Ontologies in Knowledge Organization: History
Please note this is an old version of this entry, which may differ significantly from the current revision.
Contributor:

Two perspectives on ontologies coexist in knowledge organization systems spectrum. On the one hand, we have ontologies viewed as an evolution in terms of complexity of traditional conceptual systems such as thesaurus, on the other, a system that organizes ontological rather than epistemological knowledge. The focus of ontological analysis is the item to model and not the intentions that motivate the construction of ontology. 

  • ontologies
  • knowledge organization
  • KOS
  • ontological knowledge

1. Introduction

Despite early uses of the term ontology[1][2] to designate a “theory of a modeled world”,[3] the first formulation of a definition for ontology in the context of information systems it only happened in 1991: “the ontology of a system consists of its vocabulary and a set of constraints on the way terms can be combined to model a domain.”[4]. Some authors, e.g.[5], consider the study of Neches and others to be a pioneer in the area of ​​Information Science (IS) despite the connection of its authors, particularly Gruber, to the area of Artificial Intelligence (AI). Others authors, e.g.[6][7], pointing to an assumed author of IS[8] as the first author of the area to address ontology.
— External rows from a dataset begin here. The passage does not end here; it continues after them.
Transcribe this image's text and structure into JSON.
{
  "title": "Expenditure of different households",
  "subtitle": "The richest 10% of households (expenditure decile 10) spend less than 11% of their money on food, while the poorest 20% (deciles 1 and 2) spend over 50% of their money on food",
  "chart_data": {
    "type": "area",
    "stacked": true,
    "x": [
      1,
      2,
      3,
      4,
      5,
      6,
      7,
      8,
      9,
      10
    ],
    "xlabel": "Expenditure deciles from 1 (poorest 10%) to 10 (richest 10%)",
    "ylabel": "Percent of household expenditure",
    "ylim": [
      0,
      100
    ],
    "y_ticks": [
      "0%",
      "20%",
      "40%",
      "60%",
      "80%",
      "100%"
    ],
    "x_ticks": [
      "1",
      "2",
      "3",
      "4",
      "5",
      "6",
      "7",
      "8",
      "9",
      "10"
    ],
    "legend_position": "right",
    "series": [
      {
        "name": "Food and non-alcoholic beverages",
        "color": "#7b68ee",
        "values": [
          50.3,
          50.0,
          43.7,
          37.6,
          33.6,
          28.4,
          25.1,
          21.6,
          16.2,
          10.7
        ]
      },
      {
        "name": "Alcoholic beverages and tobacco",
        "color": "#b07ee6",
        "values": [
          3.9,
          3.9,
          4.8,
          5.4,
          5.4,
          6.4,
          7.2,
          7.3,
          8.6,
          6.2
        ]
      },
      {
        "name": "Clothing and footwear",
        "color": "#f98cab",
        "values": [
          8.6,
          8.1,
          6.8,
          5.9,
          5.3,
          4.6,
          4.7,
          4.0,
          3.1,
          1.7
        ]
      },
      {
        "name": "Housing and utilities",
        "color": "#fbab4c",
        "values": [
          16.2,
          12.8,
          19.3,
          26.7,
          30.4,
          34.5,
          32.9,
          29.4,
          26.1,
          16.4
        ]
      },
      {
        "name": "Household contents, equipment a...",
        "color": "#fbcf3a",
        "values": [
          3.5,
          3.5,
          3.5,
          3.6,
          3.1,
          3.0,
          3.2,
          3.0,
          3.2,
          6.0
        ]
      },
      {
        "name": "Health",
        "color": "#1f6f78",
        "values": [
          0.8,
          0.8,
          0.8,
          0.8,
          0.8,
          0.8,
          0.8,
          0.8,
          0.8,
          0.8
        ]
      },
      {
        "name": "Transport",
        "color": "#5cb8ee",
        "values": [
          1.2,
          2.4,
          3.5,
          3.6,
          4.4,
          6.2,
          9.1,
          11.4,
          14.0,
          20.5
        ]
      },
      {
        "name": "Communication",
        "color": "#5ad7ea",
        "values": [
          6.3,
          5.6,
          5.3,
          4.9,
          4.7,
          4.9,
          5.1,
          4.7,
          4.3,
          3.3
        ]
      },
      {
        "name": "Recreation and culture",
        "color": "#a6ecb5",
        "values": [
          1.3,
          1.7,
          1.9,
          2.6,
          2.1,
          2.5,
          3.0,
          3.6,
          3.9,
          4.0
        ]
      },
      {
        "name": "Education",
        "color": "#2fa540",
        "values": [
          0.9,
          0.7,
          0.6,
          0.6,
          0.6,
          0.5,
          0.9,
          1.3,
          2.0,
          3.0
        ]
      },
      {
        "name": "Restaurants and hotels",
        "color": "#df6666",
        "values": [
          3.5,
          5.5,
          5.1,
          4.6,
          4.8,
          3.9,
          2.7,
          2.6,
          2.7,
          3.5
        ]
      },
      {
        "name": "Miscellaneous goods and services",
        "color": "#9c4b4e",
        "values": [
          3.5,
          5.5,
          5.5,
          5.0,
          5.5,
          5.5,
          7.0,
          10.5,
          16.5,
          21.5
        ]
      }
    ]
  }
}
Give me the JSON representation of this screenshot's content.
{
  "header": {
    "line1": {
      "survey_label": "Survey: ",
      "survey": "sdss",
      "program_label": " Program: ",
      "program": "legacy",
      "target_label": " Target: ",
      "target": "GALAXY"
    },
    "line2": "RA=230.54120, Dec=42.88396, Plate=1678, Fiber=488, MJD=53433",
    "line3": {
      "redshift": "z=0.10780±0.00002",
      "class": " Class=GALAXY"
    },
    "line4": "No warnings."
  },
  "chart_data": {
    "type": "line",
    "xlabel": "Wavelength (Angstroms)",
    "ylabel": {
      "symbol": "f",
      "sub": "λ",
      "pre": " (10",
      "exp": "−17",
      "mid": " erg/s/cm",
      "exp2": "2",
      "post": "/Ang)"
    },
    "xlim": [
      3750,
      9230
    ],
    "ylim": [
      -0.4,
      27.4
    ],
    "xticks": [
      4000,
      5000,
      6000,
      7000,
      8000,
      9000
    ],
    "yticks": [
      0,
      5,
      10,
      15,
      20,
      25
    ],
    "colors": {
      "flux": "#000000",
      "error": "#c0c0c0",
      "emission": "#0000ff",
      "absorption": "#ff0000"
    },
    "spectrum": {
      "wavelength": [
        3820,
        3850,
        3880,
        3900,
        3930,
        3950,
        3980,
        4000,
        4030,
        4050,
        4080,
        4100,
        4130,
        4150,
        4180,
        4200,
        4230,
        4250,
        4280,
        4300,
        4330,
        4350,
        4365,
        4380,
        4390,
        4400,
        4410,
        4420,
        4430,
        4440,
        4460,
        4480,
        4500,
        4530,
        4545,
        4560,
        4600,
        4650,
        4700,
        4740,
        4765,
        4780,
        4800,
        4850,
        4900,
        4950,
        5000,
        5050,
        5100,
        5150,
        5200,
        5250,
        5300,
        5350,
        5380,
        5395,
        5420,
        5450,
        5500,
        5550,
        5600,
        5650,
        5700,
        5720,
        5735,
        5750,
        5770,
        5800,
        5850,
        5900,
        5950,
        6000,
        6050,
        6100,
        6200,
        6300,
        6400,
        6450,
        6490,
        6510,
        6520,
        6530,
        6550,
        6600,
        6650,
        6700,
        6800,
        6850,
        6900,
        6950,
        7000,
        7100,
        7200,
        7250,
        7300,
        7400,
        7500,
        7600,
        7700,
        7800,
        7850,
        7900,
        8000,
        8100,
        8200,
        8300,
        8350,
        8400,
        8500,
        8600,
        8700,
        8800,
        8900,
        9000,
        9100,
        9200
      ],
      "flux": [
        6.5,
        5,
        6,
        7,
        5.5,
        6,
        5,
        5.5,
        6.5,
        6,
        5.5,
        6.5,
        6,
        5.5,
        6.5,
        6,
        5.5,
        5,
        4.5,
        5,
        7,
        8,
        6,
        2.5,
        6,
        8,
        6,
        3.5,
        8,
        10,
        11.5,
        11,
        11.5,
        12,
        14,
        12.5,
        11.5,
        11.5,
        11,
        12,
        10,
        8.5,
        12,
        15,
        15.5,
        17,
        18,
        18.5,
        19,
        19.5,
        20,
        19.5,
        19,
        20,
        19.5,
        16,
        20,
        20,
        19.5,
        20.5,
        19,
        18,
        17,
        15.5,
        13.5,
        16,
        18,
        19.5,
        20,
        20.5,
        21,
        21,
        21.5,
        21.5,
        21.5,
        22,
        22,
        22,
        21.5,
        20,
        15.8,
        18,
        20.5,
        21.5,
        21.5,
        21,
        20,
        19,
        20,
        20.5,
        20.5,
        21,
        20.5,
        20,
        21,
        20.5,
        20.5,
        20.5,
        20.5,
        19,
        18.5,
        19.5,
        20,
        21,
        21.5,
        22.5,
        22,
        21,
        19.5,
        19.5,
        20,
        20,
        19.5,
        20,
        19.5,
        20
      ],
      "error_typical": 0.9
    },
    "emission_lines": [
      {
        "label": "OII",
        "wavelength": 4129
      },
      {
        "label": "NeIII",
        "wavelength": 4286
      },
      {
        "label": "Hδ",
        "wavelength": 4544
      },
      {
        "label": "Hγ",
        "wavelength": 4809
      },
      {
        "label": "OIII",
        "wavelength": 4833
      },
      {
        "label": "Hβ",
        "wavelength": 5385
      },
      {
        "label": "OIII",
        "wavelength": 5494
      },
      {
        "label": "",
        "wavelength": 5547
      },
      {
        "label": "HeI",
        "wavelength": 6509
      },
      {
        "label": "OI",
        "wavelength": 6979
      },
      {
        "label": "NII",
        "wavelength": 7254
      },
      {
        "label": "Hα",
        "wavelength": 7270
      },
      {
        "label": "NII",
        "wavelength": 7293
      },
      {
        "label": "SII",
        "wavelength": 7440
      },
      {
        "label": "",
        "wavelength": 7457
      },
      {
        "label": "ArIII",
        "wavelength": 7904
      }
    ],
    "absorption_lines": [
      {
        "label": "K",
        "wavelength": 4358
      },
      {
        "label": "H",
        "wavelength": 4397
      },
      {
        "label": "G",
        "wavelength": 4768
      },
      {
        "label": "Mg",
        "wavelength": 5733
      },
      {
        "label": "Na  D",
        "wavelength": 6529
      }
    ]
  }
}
Different views of IS, with a more or less computerized focus[9], contribute to the lack of terminological clarity given the use of the same term, ontology, to designate related but distinct artifacts as to their objectives. Prima facie, while in IS the emphasis is placed on building structures for document content representation and retrieval in Computer Science (CS) the intention is to create models of the world emphasizing the process of automated inference[10]. Directly associated with the specificity of the objectives of the two areas, some authors, e.g.[11], place the fields of study: Knowledge Organization (KO) and Knowledge Representation (KR), respectively, within IS and within CS. Although the distinction of these areas of study may be necessary, in the development of knowledge organization systems (KOS) it does not seem possible to separate the two processes. The organization of knowledge is a condition for its representation, which in turn functions as an instrument for the organization to be effective[12].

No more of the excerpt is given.